Injection- Injections can be vascular (into the blood directly) or extravascular (not directly into the bloodstream). Several different types of injections are out there. For most small molecule drugs, they can be injected intravenously or intraarterially. This is just into an available vein or artery, where it goes straight into your bloodstream, no membrane-crossing absorption needed. This is important, because there are plenty of drugs out there that won’t absorb through membranes and must be injected. There are also drugs that will be degraded by the low pH in your stomach- think protein-based drugs in an environment that has evolved to break down protein. The other injection routes are into muscle (intramuscular), subcutaneous (under the skin), and finally intraperitoneal (into the abdominal cavity).
Inhalation- You didn’t think I would leave this one out, did you? Inhalation is a very common drug administration route. For asthma, for example, inhaling your fast-acting drug puts the drug directly where you want it. For other than asthma- smoking is a very effective way to rapidly get a highly lipophilic drug into your system, particularly for drugs that are CNS active. The aerosolized drug meets the large surface area in your lungs, if it’s lipophilic it will slip right on through the membrane, and tada! It’s on its way to your brain, which is perfused with freshly oxygenated blood from your lungs.
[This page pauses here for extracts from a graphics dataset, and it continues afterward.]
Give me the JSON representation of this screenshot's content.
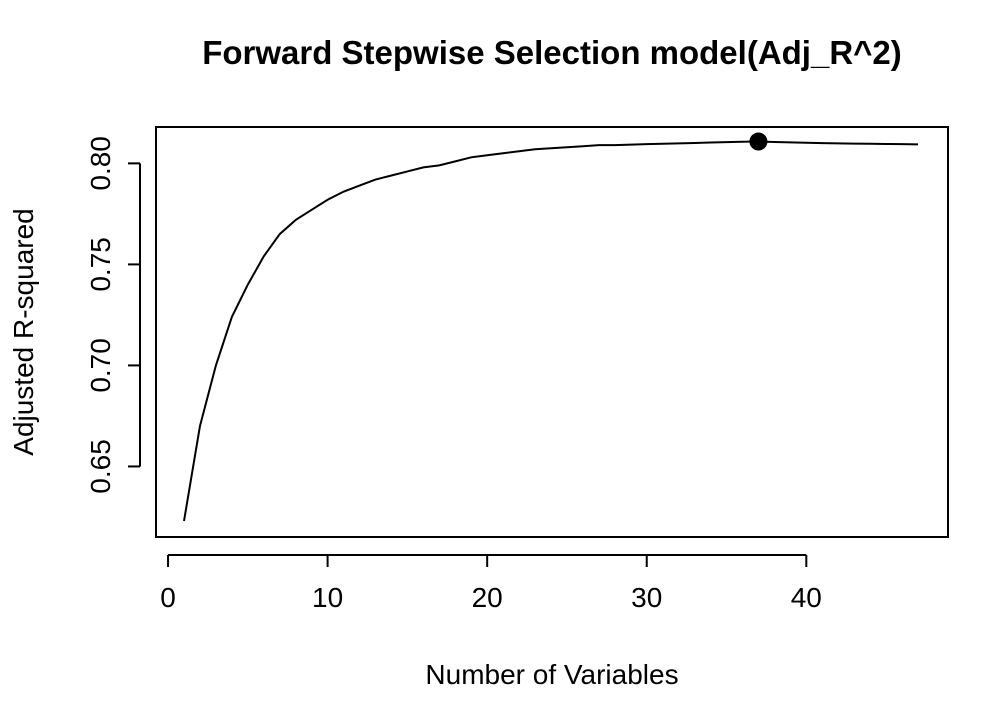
{
  "chart_data": {
    "type": "line",
    "title": "Forward Stepwise Selection model(Adj_R^2)",
    "xlabel": "Number of Variables",
    "ylabel": "Adjusted R-squared",
    "xlim": [
      1,
      47
    ],
    "ylim": [
      0.623,
      0.818
    ],
    "x_ticks": [
      0,
      10,
      20,
      30,
      40
    ],
    "y_ticks": [
      0.65,
      0.7,
      0.75,
      0.8
    ],
    "x_tick_labels": [
      "0",
      "10",
      "20",
      "30",
      "40"
    ],
    "y_tick_labels": [
      "0.65",
      "0.70",
      "0.75",
      "0.80"
    ],
    "grid": false,
    "line_color": "#000000",
    "series": [
      {
        "x": [
          1,
          2,
          3,
          4,
          5,
          6,
          7,
          8,
          9,
          10,
          11,
          12,
          13,
          14,
          15,
          16,
          17,
          18,
          19,
          20,
          21,
          22,
          23,
          24,
          25,
          26,
          27,
          28,
          29,
          30,
          31,
          32,
          33,
          34,
          35,
          36,
          37,
          38,
          39,
          40,
          41,
          42,
          43,
          44,
          45,
          46,
          47
        ],
        "values": [
          0.623,
          0.67,
          0.7,
          0.724,
          0.74,
          0.754,
          0.765,
          0.772,
          0.777,
          0.782,
          0.786,
          0.789,
          0.792,
          0.794,
          0.796,
          0.798,
          0.799,
          0.801,
          0.803,
          0.804,
          0.805,
          0.806,
          0.807,
          0.8075,
          0.808,
          0.8085,
          0.809,
          0.809,
          0.8093,
          0.8095,
          0.8097,
          0.8099,
          0.8101,
          0.8103,
          0.8105,
          0.8107,
          0.8108,
          0.8106,
          0.8104,
          0.8102,
          0.81,
          0.8099,
          0.8098,
          0.8097,
          0.8096,
          0.8095,
          0.8094
        ]
      }
    ],
    "highlight_point": {
      "x": 37,
      "y": 0.8108
    }
  }
}
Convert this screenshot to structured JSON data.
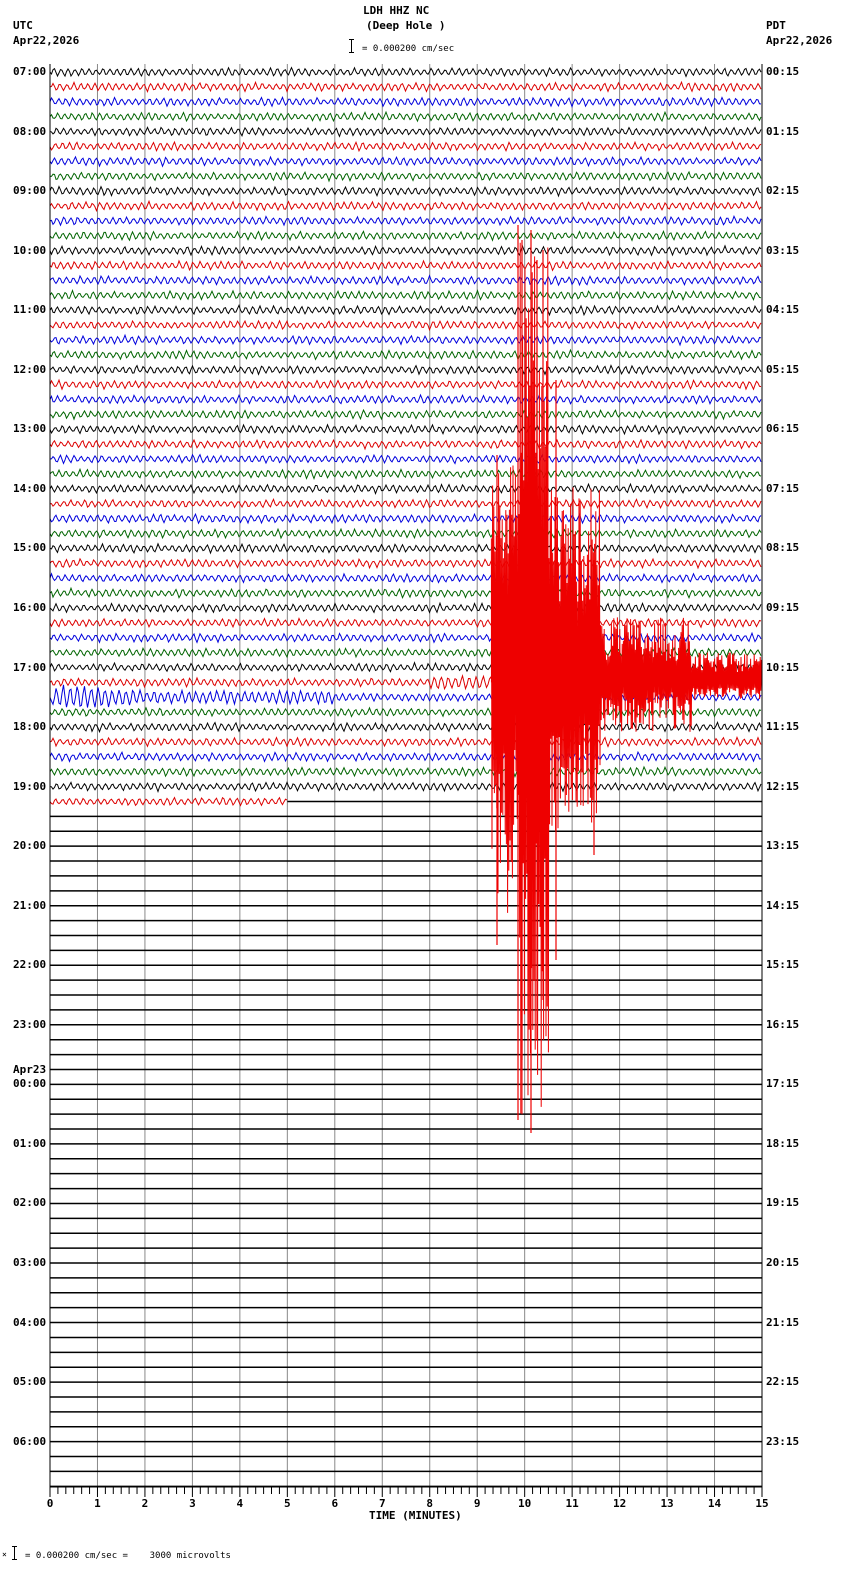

Intranasal- Yes, this is a word for “snorting” a drug- yet another way to put drug into your body. Again, if the drug crosses membranes easily, it’s suddenly right there in the circulation in your head. Gets rapid action of lipophilic CNS-active drugs.
Percutaneous- Patches of drug are fairly common- ever try to quit smoking with the nicotine patch? Heard of the (now fairly unpopular) birth control patch? Both of these administer drug through your skin. Those of you familiar with pain management have probably heard of the fentanyl patch, same concept.
Those are pretty much the most common things people run across. So, what’s next? For most routes of administration, the drug has to get from its entry point in your body to the bloodstream. (Of course, for vascular routes of administration, we bypass this step.)
Getting into the bloodstream
Primarily, the challenge of getting drug into your bloodstream comes down to the ionization state of the drug. Let me explain. An ionized drug is charged, and charged molecules don’t make it across hydrophobic membranes. Just to stop and clarify, something that is hydrophobic will not mix with water. Hydrophilic is the opposite- it will mix with water easily. And lipophilic is pretty much the same as hydrophobic- will not mix with water, will mix with oily things. Ok, back on track. So charged molecules are happier in water-based solutes and won’t go through membranes. Uncharged molecules stand an infinitely better chance of crossing a membrane like the ones that stand between the drug and your bloodstream.
The charge of your drug depends on its pKa and the pH of the environment. The pKa of your drug is a constant (ie, it differs for each drug) determined by its molecular composition. iI you’d like, we can get into the biochemistry of pKa but for now let’s keep it at the level of the pKa being a constant that’s unique for each drug. The pKa in combination with the Henderson-Hasselbalch equation will tell you the ratio of charged molecules to uncharged molecules at a given environmental pH.
The Henderson-Hasselbalch equation tells us:
pH = pKa + log(charged/uncharged)
So knowing this relationship, if we know the pH of the environment the drug is in (say, the stomach), we can determine how much of the drug is in an uncharged state and therefore will cross the membrane to get into the bloodstream.
Assuming the drug is uncharged, it will cross through membrane layers like the ones in the cells that make up your stomach lining, your alveoli (those are in your lungs), and your blood vessels. And now it’s in your blood and can get distributed throughout your body!